Conditional probability can be thought of as the probability of one event occurring given that another event has already occurred. It's like having a clue or piece of information that allows you to narrow down the possibilities. In the coin toss scenario, we know the second toss is heads. This information shapes the probability of getting at least two heads. We denote conditional probability using the notation: - \( P(A \mid B) \), meaning "probability of event A given event B." - To find the conditional probability, you focus only on the outcomes that satisfy the given condition (in this case, the second toss being heads), and determine the likelihood of the event of interest (getting at least two heads) within this narrowed down set.

The sample space is essentially the entire set of all possible outcomes of an experiment. For our three coin tosses, the sample space starts by including every combination of heads and tails possible with three coins; that's 2 choices (heads or tails) for each toss, so altogether there are 2 raised to the power of 3, or 8 possible combinations. - These are: HHH, HHT, HTH, HTT, THH, THT, TTH, TTT. - However, when a condition is imposed (like the second coin being heads), the effective sample space changes. Now it only includes outcomes that meet this condition: HHH, HHT, THH, and THT.

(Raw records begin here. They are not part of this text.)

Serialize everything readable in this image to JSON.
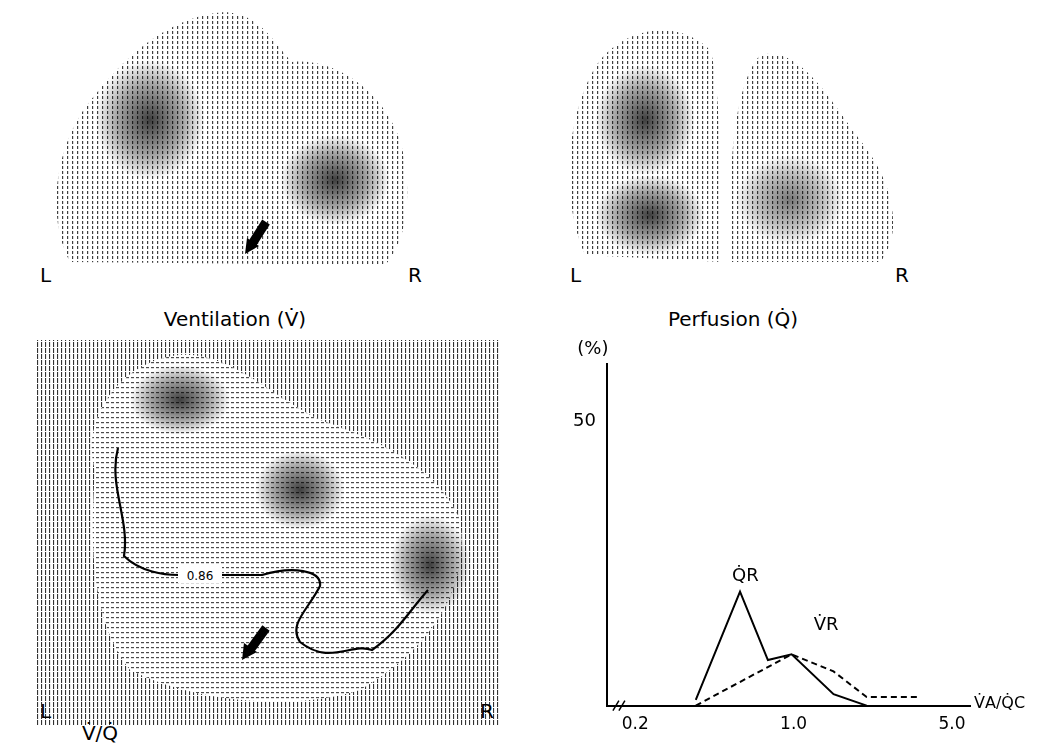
{
  "panels": [
    {
      "title": "Ventilation (V̇)",
      "left_label": "L",
      "right_label": "R"
    },
    {
      "title": "Perfusion (Q̇)",
      "left_label": "L",
      "right_label": "R"
    },
    {
      "title": "V̇/Q̇",
      "left_label": "L",
      "right_label": "R",
      "contour_label": "0.86"
    }
  ],
  "chart_data": {
    "type": "line",
    "y_label": "(%)",
    "x_label": "V̇A/Q̇C",
    "log": "x",
    "grid": false,
    "xlim": [
      0.15,
      6
    ],
    "xticks": [
      {
        "value": 0.2,
        "label": "0.2"
      },
      {
        "value": 1,
        "label": "1.0"
      },
      {
        "value": 5,
        "label": "5.0"
      }
    ],
    "ylim": [
      0,
      60
    ],
    "yticks": [
      50
    ],
    "series": [
      {
        "name": "Q̇R",
        "color": "#000000",
        "line_style": "solid",
        "x": [
          0.37,
          0.58,
          0.77,
          0.98,
          1.5,
          2.1
        ],
        "values": [
          1,
          20,
          8,
          9,
          2,
          0
        ]
      },
      {
        "name": "V̇R",
        "color": "#000000",
        "line_style": "dashed",
        "x": [
          0.37,
          0.98,
          1.5,
          2.1,
          3.5
        ],
        "values": [
          0,
          9,
          6,
          1.5,
          1.5
        ]
      }
    ]
  }
}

After determining the valid sample space based on conditions, we identify the favorable outcomes. These are outcomes where our event of interest happens. In this problem, we seek outcomes with at least two heads. Checking the conditional sample space (HHH, HHT, THH, THT), only three outcomes meet the criteria: HHH, HHT, and THH. - Favorable outcomes help in determining probability, as they are used as the numerator in the probability fraction formula. Recognizing these outcomes is crucial for accuracy.

Once you have the favorable outcomes and the redefined sample space, you can easily calculate probabilities. Probability is the ratio of favorable outcomes to the total number of possible outcomes, in this case, within the sample conditioned on the prior event. - So, the probability that at least two heads occurred given the condition that the second toss was heads is calculated as:\[ P(\text{at least two heads} \mid \text{second toss is heads}) = \frac{3}{4} \]- Here, 3 is the number of favorable outcomes (HHH, HHT, and THH) and 4 is the number of outcomes in the conditional sample space where the second toss is heads. This formula gives you a straightforward path to the solution.